Yo nunca he sido de inventarme excusas, pero tengo un cerebro creativo que sería capaz de hilar historias coherentes y verosímiles, mucho más que mi vida diaria. Desde que soy madre vivo con la sensación constante de estar disparando excusas sin parar. Excusas para justificar que no llego con el trabajo. Que no tengo tiempo para hacer deporte. Que no puedo ir a esa reunión. Que es complicado organizarme para tener algo parecido a ocio. Es como ponerme delante del espejo cada mañana y decirme «Mira, Lidón, es que el perro se ha comido mi vida».
El perro es una suma de muchos perros. Es casi como un animal mitológico alimentado por las sombras de todas esas cosas que dijimos que no seríamos nunca al convertirnos en madres. Es el perro que lo descontrola todo y que nos convierte en una caricatura de lo que fuimos. De algún modo, el perro me recuerda al hombre que, según Astrud, hay en España que lo hace todo. El perro que se comió mi vida también está en todas partes, lo hace todo, lo sabe todo.
He estado una semana con ciática. No puedo ir al despacho, lo siento. Tendré que hacer esa reunión por Skype, no me hagáis levantarme o veréis que llevo el pijama debajo de la camisa. Necesito que alguien me lleve al niño a la Escoleta porque no puedo levantar peso. ¿Hacer la compra? Tal vez por internet, y eso que nos hemos prometido usar la verdulería que terminan de abrir en la esquina para intentar contribuir a que siga abierta cuando llegue noviembre. Ese «tengo ciática» me suena al perro que se come los deberes.
Hoy he amanecido mejor, decidida a no tomar más analgésicos ni más antiinflamantorios, pero Víctor tenía fiebre. Whatsapp a mi madre a las 7.15. Whatsapp a una compañera de trabajo y reunión por Hangouts (y de nuevo, camisa y pijama) porque no voy a poder estar allí a las 9. Whatsapp a otros compañeros, hoy tampoco iré al despacho porque he de llevar al niño a la pediatra. De nuevo, el perro se ha comido mis deberes.
Entonces te miras al espejo con cara de gilipollas y te das cuenta de que no son solo los deberes lo que se ha comido el perro. Se está comiendo tu puta vida.
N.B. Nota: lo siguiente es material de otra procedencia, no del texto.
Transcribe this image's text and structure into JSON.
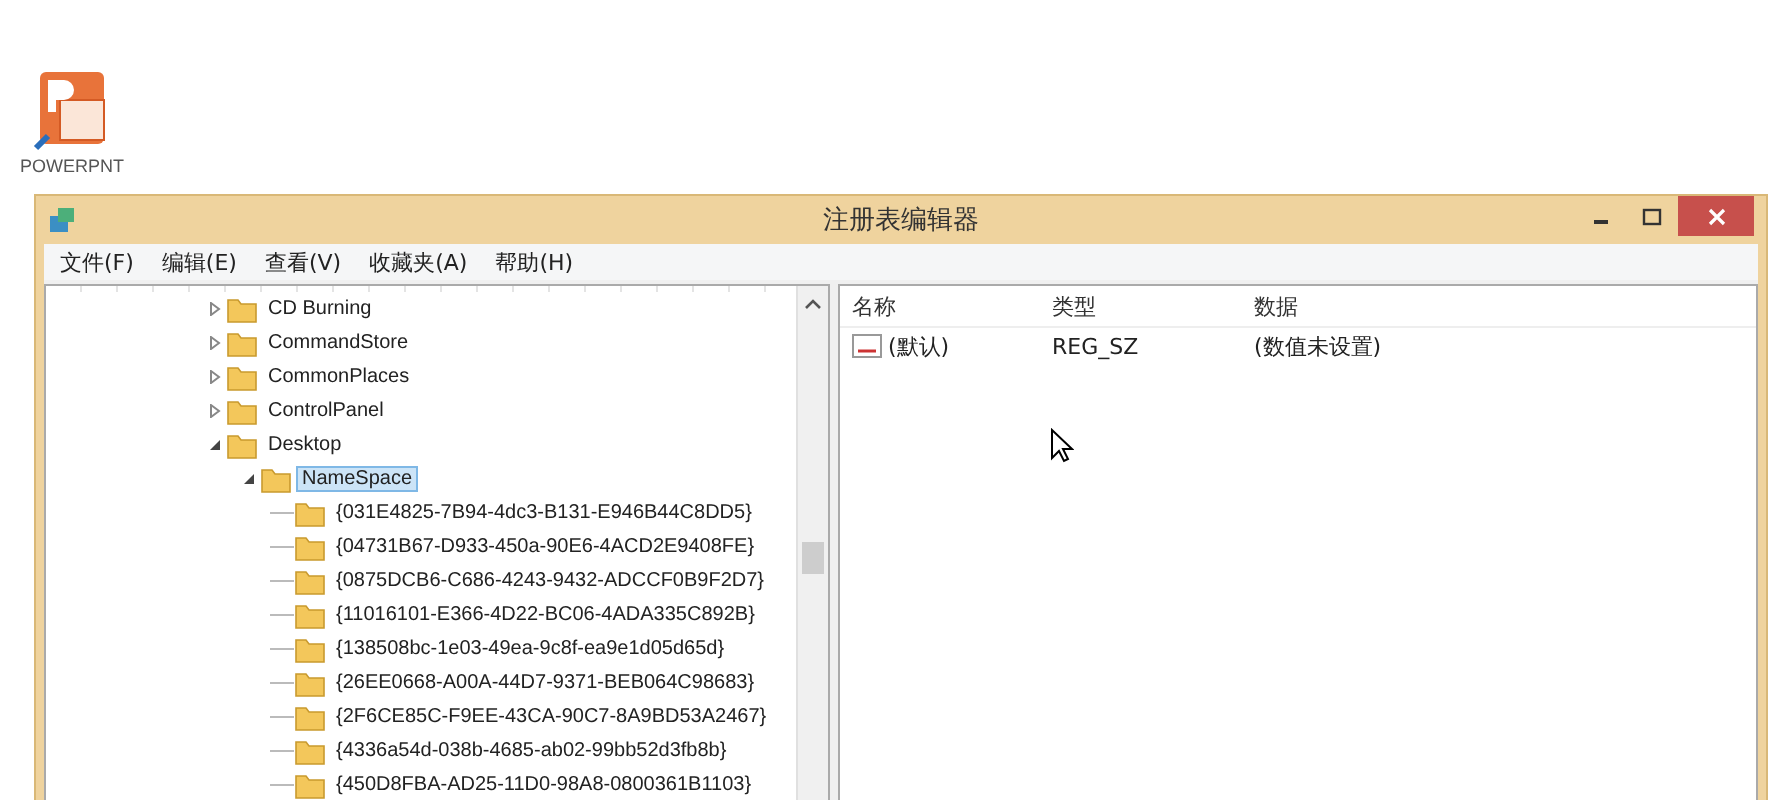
{
  "desktop_icon": {
    "label": "POWERPNT"
  },
  "window": {
    "title": "注册表编辑器"
  },
  "menu": [
    "文件(F)",
    "编辑(E)",
    "查看(V)",
    "收藏夹(A)",
    "帮助(H)"
  ],
  "tree": [
    {
      "label": "CD Burning",
      "expanded": false,
      "selected": false
    },
    {
      "label": "CommandStore",
      "expanded": false,
      "selected": false
    },
    {
      "label": "CommonPlaces",
      "expanded": false,
      "selected": false
    },
    {
      "label": "ControlPanel",
      "expanded": false,
      "selected": false
    },
    {
      "label": "Desktop",
      "expanded": true,
      "selected": false,
      "children": [
        {
          "label": "NameSpace",
          "expanded": true,
          "selected": true,
          "children": [
            {
              "label": "{031E4825-7B94-4dc3-B131-E946B44C8DD5}",
              "selected": false
            },
            {
              "label": "{04731B67-D933-450a-90E6-4ACD2E9408FE}",
              "selected": false
            },
            {
              "label": "{0875DCB6-C686-4243-9432-ADCCF0B9F2D7}",
              "selected": false
            },
            {
              "label": "{11016101-E366-4D22-BC06-4ADA335C892B}",
              "selected": false
            },
            {
              "label": "{138508bc-1e03-49ea-9c8f-ea9e1d05d65d}",
              "selected": false
            },
            {
              "label": "{26EE0668-A00A-44D7-9371-BEB064C98683}",
              "selected": false
            },
            {
              "label": "{2F6CE85C-F9EE-43CA-90C7-8A9BD53A2467}",
              "selected": false
            },
            {
              "label": "{4336a54d-038b-4685-ab02-99bb52d3fb8b}",
              "selected": false
            },
            {
              "label": "{450D8FBA-AD25-11D0-98A8-0800361B1103}",
              "selected": false
            }
          ]
        }
      ]
    }
  ],
  "list": {
    "columns": [
      "名称",
      "类型",
      "数据"
    ],
    "rows": [
      {
        "name": "(默认)",
        "type": "REG_SZ",
        "data": "(数值未设置)"
      }
    ]
  }
}
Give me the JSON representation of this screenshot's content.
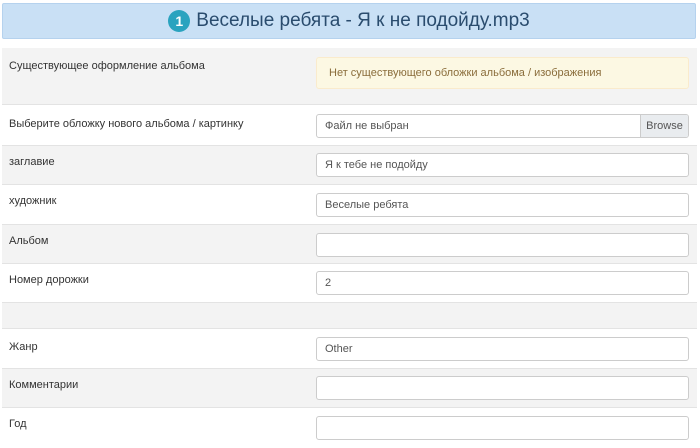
{
  "header": {
    "badge": "1",
    "title": "Веселые ребята - Я к не подойду.mp3"
  },
  "rows": {
    "cover": {
      "label": "Существующее оформление альбома",
      "alert": "Нет существующего обложки альбома / изображения"
    },
    "new_cover": {
      "label": "Выберите обложку нового альбома / картинку",
      "file_text": "Файл не выбран",
      "browse": "Browse"
    },
    "title": {
      "label": "заглавие",
      "value": "Я к тебе не подойду"
    },
    "artist": {
      "label": "художник",
      "value": "Веселые ребята"
    },
    "album": {
      "label": "Альбом",
      "value": ""
    },
    "track": {
      "label": "Номер дорожки",
      "value": "2"
    },
    "genre": {
      "label": "Жанр",
      "value": "Other"
    },
    "comment": {
      "label": "Комментарии",
      "value": ""
    },
    "year": {
      "label": "Год",
      "value": ""
    }
  }
}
De hecho, si el perro hay algo que no se come son los deberes, porque el trabajo es casi lo primero después de tu hijo. Ya sacaremos algo de congelador para cenar, necesito esa media hora para terminar unas cosas. Las cajas por abrir las dejaremos para enero, cuando venga el frío y nos haga falta la ropa de lana. Y así podríamos terminar encontrando decenas, centenares de ejemplos. Primer el niño, luego el trabajo, después la casa y solo al final, algo que puedas disfrutar mínimamente.
El perro que se comió mi vida es un perro que enajena y que esclaviza, el que echa a los demás perros del jardín. El que caga donde le sale de las pelotas y el que te despierta con sus ladridos cuando por fin has conseguido dormirte después de tres vomitonas de tu bebé. Pero mi perro, el que me va comiendo terreno hasta dejarme en nada, puede no tener nada que ver con el tuyo. La logística, lo disperso de mi trabajo, las dificultades para organizarme, la poca presencia de VPadre durante la semana, lo mal que me siento cuando no produzco, la ansiedad que viene de vez en cuando. Mi perro está hecho de todas esas cosas y, muy posiblemente, de otras que no soy capaz de identificar, como todos esos aditivos que nos ponen en la comida para que no seamos conscientes de que, en realidad, estamos comiendo mierda.
La maternidad era pasarse los días pensando que el perro se ha comido tu vida. Era reírte de tus propias excusas, no entender cómo puedes terminar perdiendo tanto el control de un tiempo y de un espacio que un día te pertenecieron, pero ahora son de todo el mundo menos tuyos.
Dicen que llega un día en el que el perro ya no se come nada. Que llevas el trabajo y la casa al día, que tienes comida en la nevera y que recuerdas las caras de tus amigos. Dicen que un día, cuando vas a lavarte los dientes por la mañana, vuelves a reconocerte en el espejo aunque tengas más ojeras, más arrugas y más canas. Y no sé, dicen tantas cosas que te suena a otra de esas grandes mentiras, las de siempre. Que si te bañas en la piscina antes de las cinco de la tarde tendrás una muerte lenta y dolorosa. Que si estudias mucho tendrás un buen trabajo y un porvenir lleno de segundas residencias y de viajes a parques temáticos. Que si bebes mucha leche cuando eres una niña crecerás un montón. Que si te portas bien, los Reyes Magos te traerán lo que has pedido. Y yo, que estoy acostumbrada a pedirles que no se lleven a nadie, igual les tengo que pedir que el perro tampoco acabe llevándose lo que queda de mí. O de mi yo de hace dos años menos once días.